Prima del 18 aprile 1948, i cattolici, sull’onda dell’insegnamento sturziano, erano nettamente a favore delle autonomie locali. Le sinistre, invece, temevano un regionalismo che impedisse al potere centrale una efficace programmazione economica.
Dopo il clamoroso verdetto elettorale, le posizioni si invertirono: non per certo per una salutare riflessione intellettuale, ma per una chiara convenienza di potere.
Lo stesso metodo, inaugurato agli albori della prima Repubblica, si è perpetuato per oltre mezzo secolo e ha celebrato il suo trionfo nella cosiddetta seconda Repubblica.
Da quando la Lega è diventata il possibile ago della bilancia nella competizione fra i due Poli e il partito di Bossi si è convinto dell’impossibilità della secessione, tutti i partiti italiani, compreso il più statalista di tutti, An, sono diventati federalisti.

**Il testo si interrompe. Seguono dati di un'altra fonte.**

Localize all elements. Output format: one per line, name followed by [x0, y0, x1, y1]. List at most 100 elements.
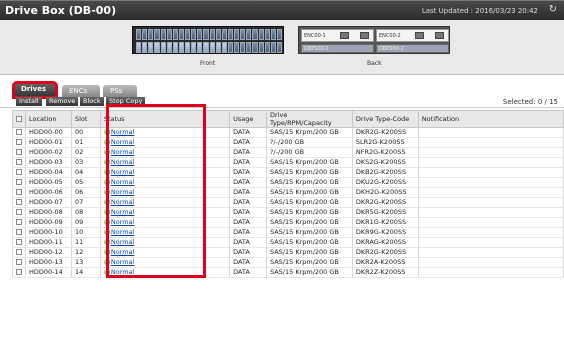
- drive-slot[interactable]: [270, 42, 276, 53]
- drive-slot[interactable]: [160, 42, 166, 53]
- row-checkbox[interactable]: [16, 139, 22, 145]
- column-header-drive-type[interactable]: Drive Type/RPM/Capacity: [265, 110, 353, 128]
- drive-slot[interactable]: [276, 29, 282, 40]
- row-select-cell[interactable]: [12, 127, 26, 138]
- remove-button[interactable]: Remove: [46, 97, 79, 106]
- drive-slot[interactable]: [191, 29, 197, 40]
- drive-slot[interactable]: [148, 42, 154, 53]
- drive-slot[interactable]: [215, 29, 221, 40]
- column-header-notification[interactable]: Notification: [417, 110, 564, 128]
- drive-slot[interactable]: [258, 29, 264, 40]
- drive-slot[interactable]: [203, 29, 209, 40]
- drive-slot[interactable]: [185, 42, 191, 53]
- table-row[interactable]: HDD00-06 06 Normal DATA SAS/15 Krpm/200 GB DK…: [12, 187, 564, 198]
- stop-copy-button[interactable]: Stop Copy: [106, 97, 146, 106]
- row-select-cell[interactable]: [12, 167, 26, 178]
- row-checkbox[interactable]: [16, 149, 22, 155]
- drive-slot[interactable]: [264, 29, 270, 40]
- status-link[interactable]: Normal: [111, 238, 135, 246]
- row-checkbox[interactable]: [16, 209, 22, 215]
- drive-slot[interactable]: [252, 29, 258, 40]
- status-link[interactable]: Normal: [111, 138, 135, 146]
- table-row[interactable]: HDD00-10 10 Normal DATA SAS/15 Krpm/200 GB DK…: [12, 227, 564, 238]
- drive-slot[interactable]: [178, 42, 184, 53]
- table-row[interactable]: HDD00-03 03 Normal DATA SAS/15 Krpm/200 GB DK…: [12, 157, 564, 168]
- drive-slot[interactable]: [227, 29, 233, 40]
- drive-slot[interactable]: [203, 42, 209, 53]
- drive-slot[interactable]: [240, 29, 246, 40]
- drive-slot[interactable]: [234, 29, 240, 40]
- row-select-cell[interactable]: [12, 147, 26, 158]
- drive-slot[interactable]: [258, 42, 264, 53]
- drive-slot[interactable]: [142, 42, 148, 53]
- drive-slot[interactable]: [240, 42, 246, 53]
- drive-slot[interactable]: [160, 29, 166, 40]
- status-link[interactable]: Normal: [111, 198, 135, 206]
- drive-slot[interactable]: [252, 42, 258, 53]
- drive-slot[interactable]: [154, 42, 160, 53]
- status-link[interactable]: Normal: [111, 128, 135, 136]
- drive-slot[interactable]: [154, 29, 160, 40]
- drive-slot[interactable]: [148, 29, 154, 40]
- row-select-cell[interactable]: [12, 227, 26, 238]
- status-link[interactable]: Normal: [111, 148, 135, 156]
- drive-slot[interactable]: [209, 42, 215, 53]
- drive-slot[interactable]: [185, 29, 191, 40]
- status-link[interactable]: Normal: [111, 178, 135, 186]
- drive-slot[interactable]: [270, 29, 276, 40]
- row-checkbox[interactable]: [16, 219, 22, 225]
- drive-slot[interactable]: [142, 29, 148, 40]
- status-link[interactable]: Normal: [111, 158, 135, 166]
- status-link[interactable]: Normal: [111, 188, 135, 196]
- row-checkbox[interactable]: [16, 239, 22, 245]
- drive-slot[interactable]: [209, 29, 215, 40]
- table-row[interactable]: HDD00-13 13 Normal DATA SAS/15 Krpm/200 GB DK…: [12, 257, 564, 268]
- dbps-b-module[interactable]: DBPS00-2: [376, 44, 449, 53]
- row-select-cell[interactable]: [12, 137, 26, 148]
- row-checkbox[interactable]: [16, 199, 22, 205]
- column-header-type-code[interactable]: Drive Type-Code: [351, 110, 419, 128]
- tab-pss[interactable]: PSs: [103, 85, 137, 97]
- tab-drives[interactable]: Drives: [12, 81, 58, 99]
- table-row[interactable]: HDD00-01 01 Normal DATA ?/-/200 GB SLR2G-K200…: [12, 137, 564, 148]
- row-checkbox[interactable]: [16, 189, 22, 195]
- drive-slot[interactable]: [246, 42, 252, 53]
- column-header-status[interactable]: Status: [99, 110, 231, 128]
- row-checkbox[interactable]: [16, 129, 22, 135]
- table-row[interactable]: HDD00-09 09 Normal DATA SAS/15 Krpm/200 GB DK…: [12, 217, 564, 228]
- status-link[interactable]: Normal: [111, 228, 135, 236]
- row-checkbox[interactable]: [16, 179, 22, 185]
- drive-slot[interactable]: [191, 42, 197, 53]
- row-select-cell[interactable]: [12, 237, 26, 248]
- column-header-slot[interactable]: Slot: [70, 110, 101, 128]
- row-select-cell[interactable]: [12, 187, 26, 198]
- table-row[interactable]: HDD00-00 00 Normal DATA SAS/15 Krpm/200 GB DK…: [12, 127, 564, 138]
- status-link[interactable]: Normal: [111, 168, 135, 176]
- tab-encs[interactable]: ENCs: [62, 85, 100, 97]
- table-row[interactable]: HDD00-11 11 Normal DATA SAS/15 Krpm/200 GB DK…: [12, 237, 564, 248]
- row-checkbox[interactable]: [16, 169, 22, 175]
- drive-slot[interactable]: [215, 42, 221, 53]
- row-select-cell[interactable]: [12, 267, 26, 278]
- drive-slot[interactable]: [178, 29, 184, 40]
- status-link[interactable]: Normal: [111, 208, 135, 216]
- row-select-cell[interactable]: [12, 257, 26, 268]
- drive-slot[interactable]: [276, 42, 282, 53]
- column-header-location[interactable]: Location: [25, 110, 72, 128]
- drive-slot[interactable]: [172, 42, 178, 53]
- drive-slot[interactable]: [197, 29, 203, 40]
- table-row[interactable]: HDD00-08 08 Normal DATA SAS/15 Krpm/200 GB DK…: [12, 207, 564, 218]
- install-button[interactable]: Install: [16, 97, 42, 106]
- row-select-cell[interactable]: [12, 197, 26, 208]
- column-header-usage[interactable]: Usage: [229, 110, 267, 128]
- dbps-a-module[interactable]: DBPS00-1: [301, 44, 374, 53]
- row-select-cell[interactable]: [12, 247, 26, 258]
- block-button[interactable]: Block: [80, 97, 104, 106]
- table-row[interactable]: HDD00-12 12 Normal DATA SAS/15 Krpm/200 GB DK…: [12, 247, 564, 258]
- row-select-cell[interactable]: [12, 217, 26, 228]
- status-link[interactable]: Normal: [111, 258, 135, 266]
- row-checkbox[interactable]: [16, 269, 22, 275]
- enc-b-module[interactable]: ENC00-2: [376, 29, 449, 42]
- select-all-header[interactable]: [12, 110, 26, 128]
- drive-slot[interactable]: [166, 29, 172, 40]
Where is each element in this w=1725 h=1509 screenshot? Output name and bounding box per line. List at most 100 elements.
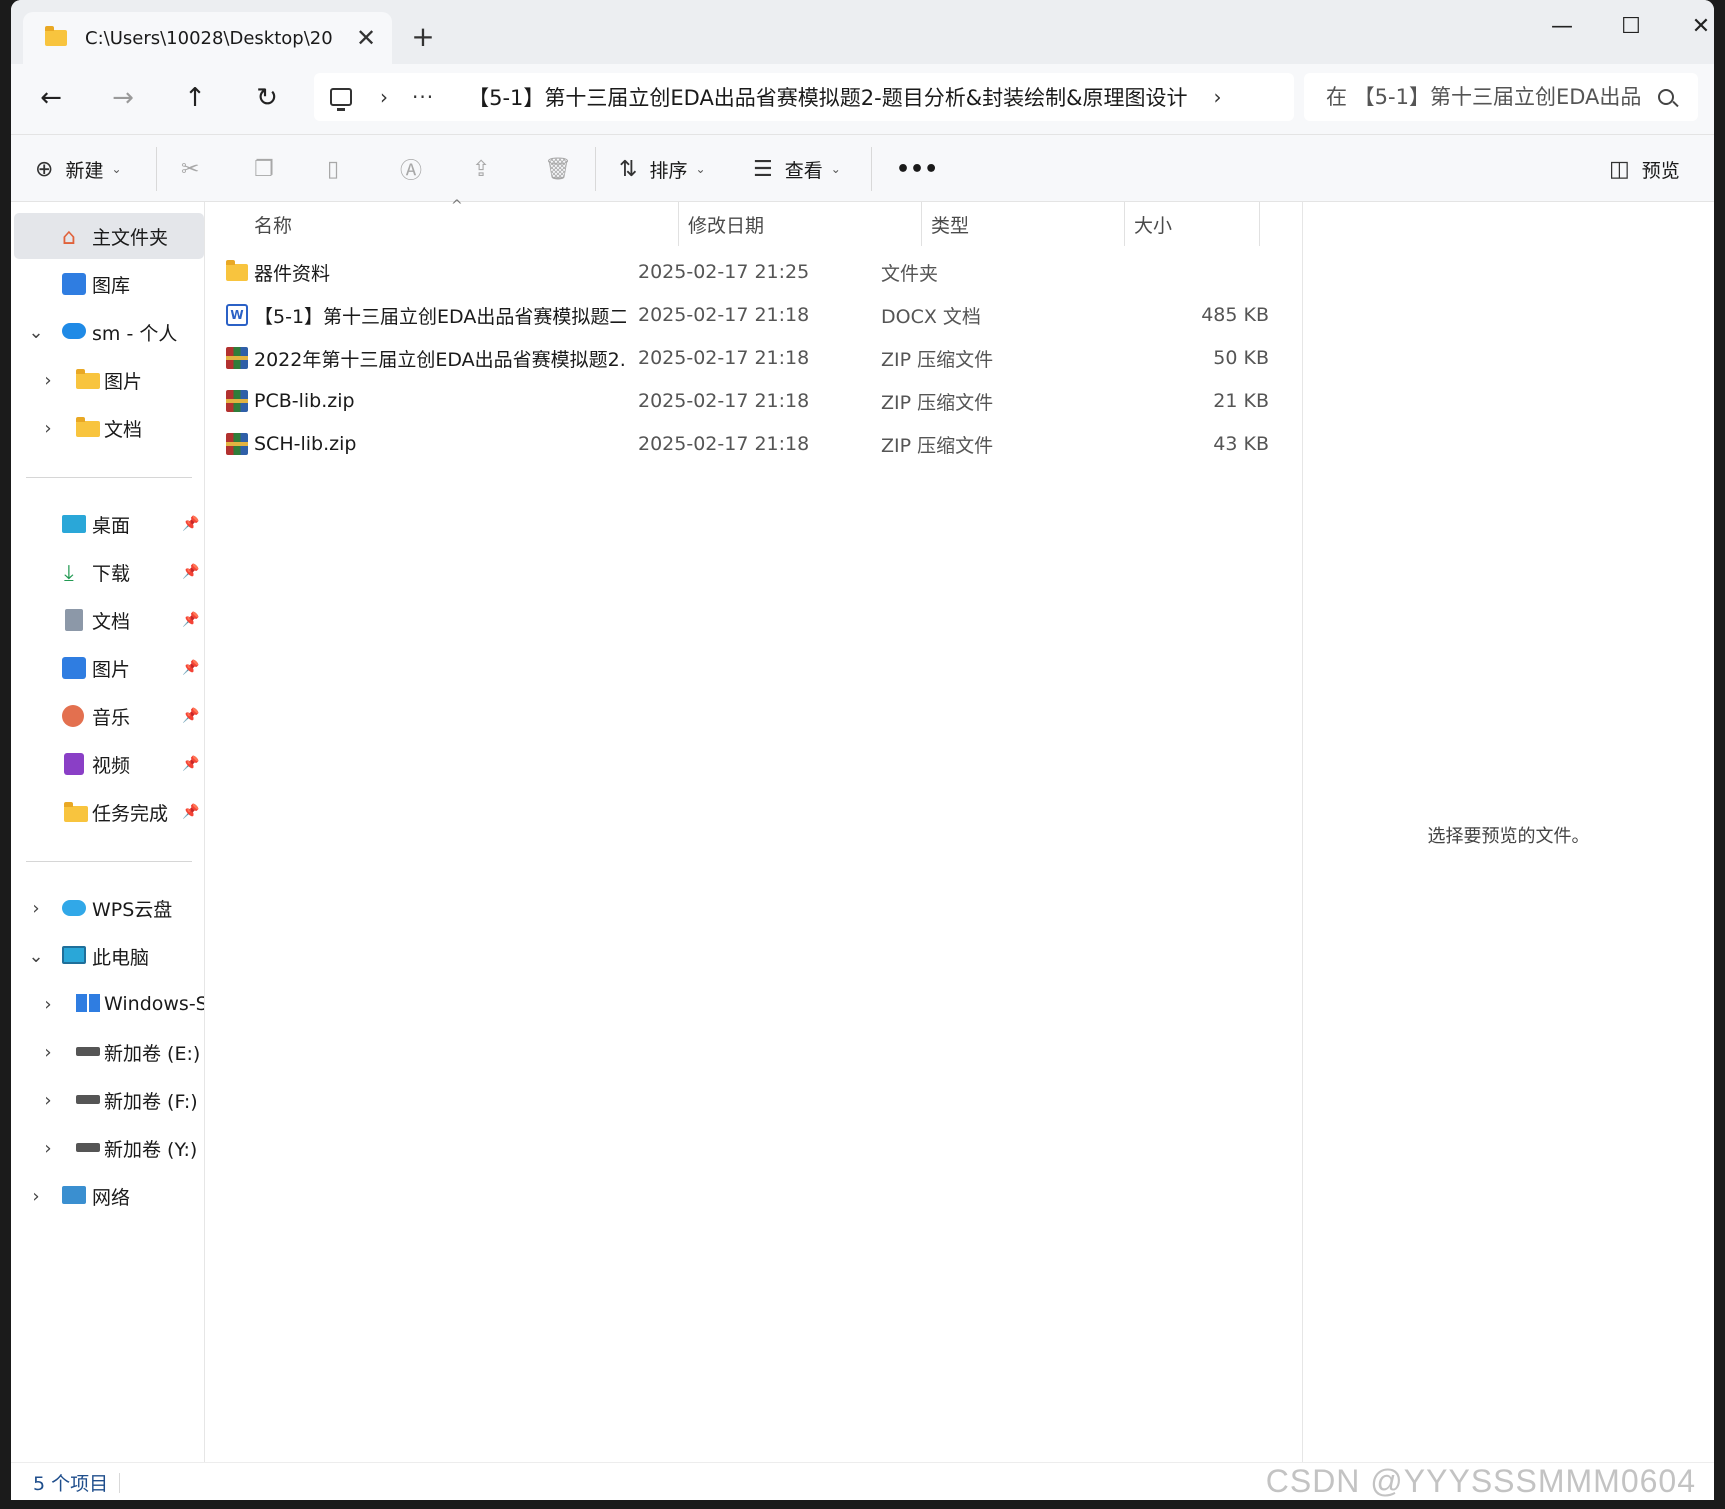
close-window-button[interactable]: ✕ xyxy=(1681,8,1714,44)
address-breadcrumb[interactable]: › ··· 【5-1】第十三届立创EDA出品省赛模拟题2-题目分析&封装绘制&原… xyxy=(314,73,1294,121)
preview-pane-button[interactable]: ◫ 预览 xyxy=(1609,149,1680,189)
drive-icon xyxy=(76,1095,100,1104)
search-icon[interactable] xyxy=(1658,89,1674,105)
sidebar-item-downloads[interactable]: ⤓ 下载 📌 xyxy=(14,549,204,595)
tab-current-folder[interactable]: C:\Users\10028\Desktop\2025\ ✕ xyxy=(23,12,392,64)
sidebar-item-drive-c[interactable]: › Windows-SSD xyxy=(14,981,204,1027)
paste-button[interactable]: ▯ xyxy=(327,149,351,189)
preview-empty-message: 选择要预览的文件。 xyxy=(1427,826,1590,847)
column-header-name[interactable]: 名称 xyxy=(254,202,292,246)
divider xyxy=(119,1473,120,1493)
zip-icon xyxy=(226,390,248,412)
trash-icon: 🗑 xyxy=(544,156,572,182)
chevron-right-icon[interactable]: › xyxy=(26,898,46,919)
copy-icon: ❐ xyxy=(254,156,274,182)
sidebar-item-tasks[interactable]: 任务完成 📌 xyxy=(14,789,204,835)
column-header-size[interactable]: 大小 xyxy=(1134,202,1172,246)
back-arrow-icon[interactable]: ← xyxy=(29,78,73,118)
chevron-down-icon[interactable]: ⌄ xyxy=(26,322,46,343)
column-header-type[interactable]: 类型 xyxy=(931,202,969,246)
sidebar-item-wps-cloud[interactable]: › WPS云盘 xyxy=(14,885,204,931)
file-name: 器件资料 xyxy=(254,262,331,285)
sidebar-item-music[interactable]: 音乐 📌 xyxy=(14,693,204,739)
file-date: 2025-02-17 21:25 xyxy=(638,261,810,283)
zip-icon xyxy=(226,347,248,369)
file-row[interactable]: SCH-lib.zip 2025-02-17 21:18 ZIP 压缩文件 43… xyxy=(226,424,1269,464)
pin-icon[interactable]: 📌 xyxy=(182,756,199,772)
pin-icon[interactable]: 📌 xyxy=(182,612,199,628)
breadcrumb-current-folder[interactable]: 【5-1】第十三届立创EDA出品省赛模拟题2-题目分析&封装绘制&原理图设计 xyxy=(468,82,1187,112)
sidebar-item-videos[interactable]: 视频 📌 xyxy=(14,741,204,787)
chevron-down-icon[interactable]: ⌄ xyxy=(26,946,46,967)
file-size: 21 KB xyxy=(1213,390,1269,412)
column-header-date[interactable]: 修改日期 xyxy=(688,202,764,246)
file-row[interactable]: PCB-lib.zip 2025-02-17 21:18 ZIP 压缩文件 21… xyxy=(226,381,1269,421)
file-name: 2022年第十三届立创EDA出品省赛模拟题2.zip xyxy=(254,348,626,371)
sidebar-item-drive-e[interactable]: › 新加卷 (E:) xyxy=(14,1029,204,1075)
computer-icon[interactable] xyxy=(330,88,352,111)
sidebar-item-desktop[interactable]: 桌面 📌 xyxy=(14,501,204,547)
chevron-right-icon[interactable]: › xyxy=(38,994,58,1015)
column-divider[interactable] xyxy=(678,202,679,246)
network-icon xyxy=(62,1186,86,1204)
sidebar-item-onedrive[interactable]: ⌄ sm - 个人 xyxy=(14,309,204,355)
more-crumbs-icon[interactable]: ··· xyxy=(412,85,434,109)
up-arrow-icon[interactable]: ↑ xyxy=(173,78,217,118)
sidebar-item-drive-y[interactable]: › 新加卷 (Y:) xyxy=(14,1125,204,1171)
refresh-icon[interactable]: ↻ xyxy=(245,78,289,118)
pin-icon[interactable]: 📌 xyxy=(182,804,199,820)
file-list: ^ 名称 修改日期 类型 大小 器件资料 2025-02-17 21:25 文件… xyxy=(206,198,1306,1462)
home-icon: ⌂ xyxy=(62,225,76,250)
chevron-right-icon[interactable]: › xyxy=(38,1042,58,1063)
view-button[interactable]: ☰ 查看 ⌄ xyxy=(753,149,841,189)
forward-arrow-icon[interactable]: → xyxy=(101,78,145,118)
sidebar-item-drive-f[interactable]: › 新加卷 (F:) xyxy=(14,1077,204,1123)
sidebar-item-network[interactable]: › 网络 xyxy=(14,1173,204,1219)
chevron-right-icon[interactable]: › xyxy=(38,1090,58,1111)
chevron-right-icon[interactable]: › xyxy=(38,1138,58,1159)
watermark: CSDN @YYYSSSMMM0604 xyxy=(1265,1463,1696,1499)
folder-icon xyxy=(226,259,248,281)
maximize-button[interactable]: ☐ xyxy=(1611,8,1651,44)
column-divider[interactable] xyxy=(1259,202,1260,246)
search-box[interactable] xyxy=(1304,73,1698,121)
rename-button[interactable]: Ⓐ xyxy=(400,149,434,189)
sort-button[interactable]: ⇅ 排序 ⌄ xyxy=(619,149,706,189)
new-button[interactable]: ⊕ 新建 ⌄ xyxy=(35,149,122,189)
pin-icon[interactable]: 📌 xyxy=(182,660,199,676)
file-type: DOCX 文档 xyxy=(881,305,981,328)
sidebar-divider xyxy=(26,861,192,862)
pin-icon[interactable]: 📌 xyxy=(182,516,199,532)
column-divider[interactable] xyxy=(1124,202,1125,246)
file-row[interactable]: 器件资料 2025-02-17 21:25 文件夹 xyxy=(226,252,1256,292)
copy-button[interactable]: ❐ xyxy=(254,149,286,189)
column-divider[interactable] xyxy=(921,202,922,246)
chevron-right-icon[interactable]: › xyxy=(1214,85,1222,109)
sidebar-item-od-documents[interactable]: › 文档 xyxy=(14,405,204,451)
pin-icon[interactable]: 📌 xyxy=(182,564,199,580)
download-icon: ⤓ xyxy=(64,561,74,586)
sidebar-item-this-pc[interactable]: ⌄ 此电脑 xyxy=(14,933,204,979)
sidebar-item-gallery[interactable]: 图库 xyxy=(14,261,204,307)
sidebar-item-documents[interactable]: 文档 📌 xyxy=(14,597,204,643)
chevron-right-icon[interactable]: › xyxy=(38,370,58,391)
cut-button[interactable]: ✂ xyxy=(181,149,211,189)
search-input[interactable] xyxy=(1326,85,1646,109)
sidebar-item-pictures[interactable]: 图片 📌 xyxy=(14,645,204,691)
more-options-button[interactable]: ••• xyxy=(896,149,938,189)
chevron-right-icon[interactable]: › xyxy=(26,1186,46,1207)
file-row[interactable]: 2022年第十三届立创EDA出品省赛模拟题2.zip 2025-02-17 21… xyxy=(226,338,1269,378)
chevron-right-icon[interactable]: › xyxy=(38,418,58,439)
desktop-icon xyxy=(62,515,86,533)
minimize-button[interactable]: — xyxy=(1542,8,1582,44)
tab-close-icon[interactable]: ✕ xyxy=(354,26,378,50)
sidebar-item-home[interactable]: ⌂ 主文件夹 xyxy=(14,213,204,259)
pin-icon[interactable]: 📌 xyxy=(182,708,199,724)
delete-button[interactable]: 🗑 xyxy=(544,149,584,189)
sidebar-item-od-pictures[interactable]: › 图片 xyxy=(14,357,204,403)
new-tab-button[interactable]: + xyxy=(407,20,439,53)
chevron-right-icon[interactable]: › xyxy=(380,85,388,109)
file-row[interactable]: W 【5-1】第十三届立创EDA出品省赛模拟题二.d... 2025-02-17 … xyxy=(226,295,1269,335)
file-date: 2025-02-17 21:18 xyxy=(638,390,810,412)
share-button[interactable]: ⇪ xyxy=(472,149,502,189)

Senza una profonda convinzione, un vero dibattito culturale, politico, costituzionale ci si è lanciati in una folle corsa verso bicamerali, commissioni, persino baite di montagna che hanno partorito una pletora di progetti contraddittori, superficiali, molte volte sconvolgenti nella formulazione legislativa e innocui nella pratica applicazione.
Gli esempi potrebbero essere innumerevoli, basti pensare alle assurdità della riforma approvata dal centrosinistra nella scorsa legislatura che autorizzava le singole regioni a scegliersi la forma di governo preferita.
Possibilità che solo la Corte costituzionale, con una interpretazione coraggiosa ma del tutto meritoria, proibì, ad esempio, alla Regione Calabria che, appunto, aveva deciso di «prendere sul serio»(?) quella legge.
Una «par condicio» dell’orrore potrebbe suggerire l’analogo sconcerto per il modo con il quale il centrodestra si appresta, ora, a correggere quella riforma.
Citiamo solo la trasformazione del Senato non in una vera Camera di rappresentanza dei governi regionali, sul modello del sistema tedesco, ma in una assemblea di notabili che, magari, non corrispondono agli orientamenti politici delle rispettive giunte regionali.
Un Senato a cui non compete di dare la fiducia al governo nazionale, ma a cui è affidato il potere di veto su importantissime leggi di interesse sovraregionale.
L’occasione, forse l’ultima, potrebbe essere colta per un ampio dibattito, con qualche augurabile conseguenza pratica, sulla qualità della legislazione che la nostra classe politica sforna in Parlamento.
Con la partecipazione delle massime cariche della Repubblica nella loro responsabilità di garanti non di uno schieramento politico, ma del funzionamento complessivo delle nostre istituzioni.
L’ipotesi, non ci si allarmi troppo, rientra in quella che i nostri professori, a scuola, ci insegnavano a considerare «del terzo tipo», cioè dell’irrealtà. Anche questa volta, sarà puntualmente sprecata.